Les amères déconvenues de la départementalisation

Si certains indicateurs comme la couverture vaccinale ou le taux de scolarisation6 ont connu une nette amélioration, notamment depuis les années 2000 et le processus de départementalisation, ce dernier et plus généralement la tentative d’intégration politique et sociale de Mayotte à l’ensemble politique français, ne se fait pas sans désillusions pour la population mahoraise. Bien que le changement de statut ait été souhaité depuis les années 1970, celui-ci s’est noué depuis 2009 sans grande pédagogie et sans prise en compte des spécificités locales, au détriment tant des citoyens mahorais que des fonctionnaires majoritairement métropolitains chargés de la mettre en œuvre.

Un exemple : l’établissement des zones des « cinquante pas géométriques » près des littoraux a conduit à ce que 90% des villages et 40% de la population mahoraise soient considérés comme résidant sur une zone non-constructible7. En effet, les littoraux des DOM font partie du domaine public naturel, et ne peuvent en conséquence être habités. Ainsi, certains hameaux se sont vus détruits par l’État, et ses habitants délogés, tandis qu’en parallèle, certains Mahorais suffisamment aisés et des Métropolitains ont pu, après un arrangement pécuniaire avec la Préfecture, conserver leur terrain. Beaucoup de Mahorais n’ont pas de tels moyens : si l’État a offert la possibilité de racheter ces terres à bas prix, la somme demandée malgré le rabais excède souvent plusieurs fois le revenu annuel des foyers concernés8. Enfin, certaines familles occupant des terrains au titre de la coutume9 se sont vues demander des impôts fonciers qu’elles ne pourraient jamais se permettre de payer, équivalents, encore une fois, à plusieurs années de revenu.

Les changements dans l’institution judiciaire ont également amené des difficultés d’application. Depuis l’annexion de l’île par la France jusqu’à nos jours, les cadis, juges musulmans, ont joué un rôle d’intermédiaire entre la Métropole et la société mahoraise. Jusque dans les années 2000, ceux-ci disposaient d’une large compétence en matière de droit civil, et encadraient naissances, mariages enterrements et divorces. Les Mahorais pouvaient choisir de sortir de leur juridiction et de s’adresser aux tribunaux de droit commun, en laissant leur statut juridique de droit local au profit du statut de droit commun. La coexistence de ces deux statuts était d’une grande complexité, et beaucoup de Mahorais ne savaient même pas de quel statut ils relevaient. Avec l’imminence de la départementalisation, l’État a, depuis 2003, régulièrement transféré les compétences des cadis aux juges métropolitains. Ces derniers n’apprirent néanmoins généralement ces modifications qu’au dernier moment, et le turn-over des fonctionnaires et la spécificité de la situation mahoraise ont conduit à ce que ces transferts de compétence ne soient pas expliqués aux citoyens de l’île10. Le couplage de cette évolution rapide et d’un manque manifeste de pédagogie instaure de fait un système juridique parallèle, les Mahorais par tradition ou manque d’information continuant à consulter les cadis sur des questions relevant désormais du droit commun. Certes, le Conseil Général mahorais a confié à ceux-ci un rôle de « médiateur social » mais leur rôle réel dépasse de loin leurs attributions légales.
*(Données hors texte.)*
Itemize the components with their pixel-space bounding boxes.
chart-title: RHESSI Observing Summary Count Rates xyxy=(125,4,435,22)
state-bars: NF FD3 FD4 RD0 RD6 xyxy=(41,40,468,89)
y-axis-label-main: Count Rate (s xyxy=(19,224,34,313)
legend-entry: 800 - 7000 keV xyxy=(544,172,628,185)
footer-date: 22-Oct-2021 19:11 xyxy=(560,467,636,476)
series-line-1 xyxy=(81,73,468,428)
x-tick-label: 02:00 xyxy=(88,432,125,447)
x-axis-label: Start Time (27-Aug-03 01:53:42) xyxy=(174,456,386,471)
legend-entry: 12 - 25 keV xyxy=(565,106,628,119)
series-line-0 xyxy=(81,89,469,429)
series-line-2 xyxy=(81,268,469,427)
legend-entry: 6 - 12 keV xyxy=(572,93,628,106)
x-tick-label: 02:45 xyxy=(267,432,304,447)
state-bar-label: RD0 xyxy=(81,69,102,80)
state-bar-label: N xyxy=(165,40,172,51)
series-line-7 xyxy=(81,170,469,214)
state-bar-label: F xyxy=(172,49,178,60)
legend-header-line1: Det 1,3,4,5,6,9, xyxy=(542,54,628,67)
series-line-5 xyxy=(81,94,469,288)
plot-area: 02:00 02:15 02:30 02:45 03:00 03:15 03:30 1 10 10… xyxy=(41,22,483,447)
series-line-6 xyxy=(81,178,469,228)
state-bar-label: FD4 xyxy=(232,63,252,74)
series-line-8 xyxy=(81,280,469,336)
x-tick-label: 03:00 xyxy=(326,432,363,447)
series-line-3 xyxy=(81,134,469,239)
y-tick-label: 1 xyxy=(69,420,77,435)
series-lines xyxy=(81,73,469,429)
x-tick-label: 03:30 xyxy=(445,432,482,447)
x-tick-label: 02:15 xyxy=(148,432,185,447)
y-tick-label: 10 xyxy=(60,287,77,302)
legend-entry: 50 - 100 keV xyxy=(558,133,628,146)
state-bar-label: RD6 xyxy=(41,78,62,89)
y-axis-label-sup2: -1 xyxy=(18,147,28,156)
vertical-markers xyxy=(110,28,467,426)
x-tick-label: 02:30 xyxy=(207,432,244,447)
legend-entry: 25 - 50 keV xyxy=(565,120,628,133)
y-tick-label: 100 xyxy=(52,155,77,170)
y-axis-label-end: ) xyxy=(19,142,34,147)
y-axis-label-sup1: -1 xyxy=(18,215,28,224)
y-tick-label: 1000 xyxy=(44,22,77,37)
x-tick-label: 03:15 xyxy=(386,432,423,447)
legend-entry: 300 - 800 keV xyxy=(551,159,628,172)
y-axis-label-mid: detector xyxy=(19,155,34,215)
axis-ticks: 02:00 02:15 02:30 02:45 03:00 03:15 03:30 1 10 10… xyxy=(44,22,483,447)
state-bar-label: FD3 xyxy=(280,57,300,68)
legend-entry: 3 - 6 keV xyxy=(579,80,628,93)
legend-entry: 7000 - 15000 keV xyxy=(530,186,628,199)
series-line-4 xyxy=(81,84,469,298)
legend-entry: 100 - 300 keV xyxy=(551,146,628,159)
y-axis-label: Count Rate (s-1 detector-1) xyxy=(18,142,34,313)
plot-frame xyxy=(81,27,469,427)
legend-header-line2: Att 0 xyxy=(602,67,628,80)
Ainsi, les migrants comoriens, illégaux ou non, s’adressent-ils spontanément aux cadis, dont ils ont des homologues dans leur pays, pour faire valoir leurs droits. Situation tragique où les migrants les plus précaires, ne maîtrisant ni le français ni les arcanes administratifs, passent à côté de leurs droits et ont recours à des arbitrages d’une justice musulmane locale elle aussi désormais illégale.

 

Les pratiques illégales de l’administration française vis à vis de l’immigration comorienne

L’immigration comorienne est l’épicentre de toutes les tensions sociales : la population mahoraise lui attribue volontiers tous les maux de l’île, que ce soit le chômage, la lenteur de l’intégration politique à la France, c’est-à-dire l’harmonisation des institutions politiques mahoraises avec les institutions politiques métropolitaines, l’insécurité, ou encore la propagation de maladies sexuellement transmissibles. Cependant, les populations des autres îles des Comores sont avant tout les victimes de guerres et de conditions de vie misérables largement causées par les mercenaires européens qui déstabilisèrent l’archipel de 1975 à 199611. Vivant dans des conditions de vie extrêmement précaires, les venus des îles d’Anjouan et de Mohéli forment, d’après le représentant du grand cadi de Mayotte, une population invisible de près de 100000 habitants12.

Traqués par la police aux frontières de Mayotte13, Anjouannais et Mohélie voient régulièrement leurs droits bafoués par l’administration française. Alors que la plupart des arrêtés de reconduite à la frontière mettent plusieurs mois à être exécutés en Métropole, et que 24% aboutissent, 94% des arrêtés pris à Mayotte sont exécutés en quelques heures, sans que les éventuels demandeurs d’asile n’aient pu faire valoir leurs droits14. Il faut dire qu’il existe un enjeu politique à cette rapidité: sur les 31377 reconduites à la frontière effectuées en 2012 par la France, 15908 ont eu lieu à Mayotte, soit la moitié. La Police Aux Frontières (PAF), qui doit respecter des quotas d’expulsion, peut arbitrairement depuis 2012, détruire des papiers d’identités qu’un de ses agents jugeraient faux, éliminant une pièce de dossier pourtant nécessaire pour que le nouvel arrivant puisse entamer des démarches pour régulariser sa présence.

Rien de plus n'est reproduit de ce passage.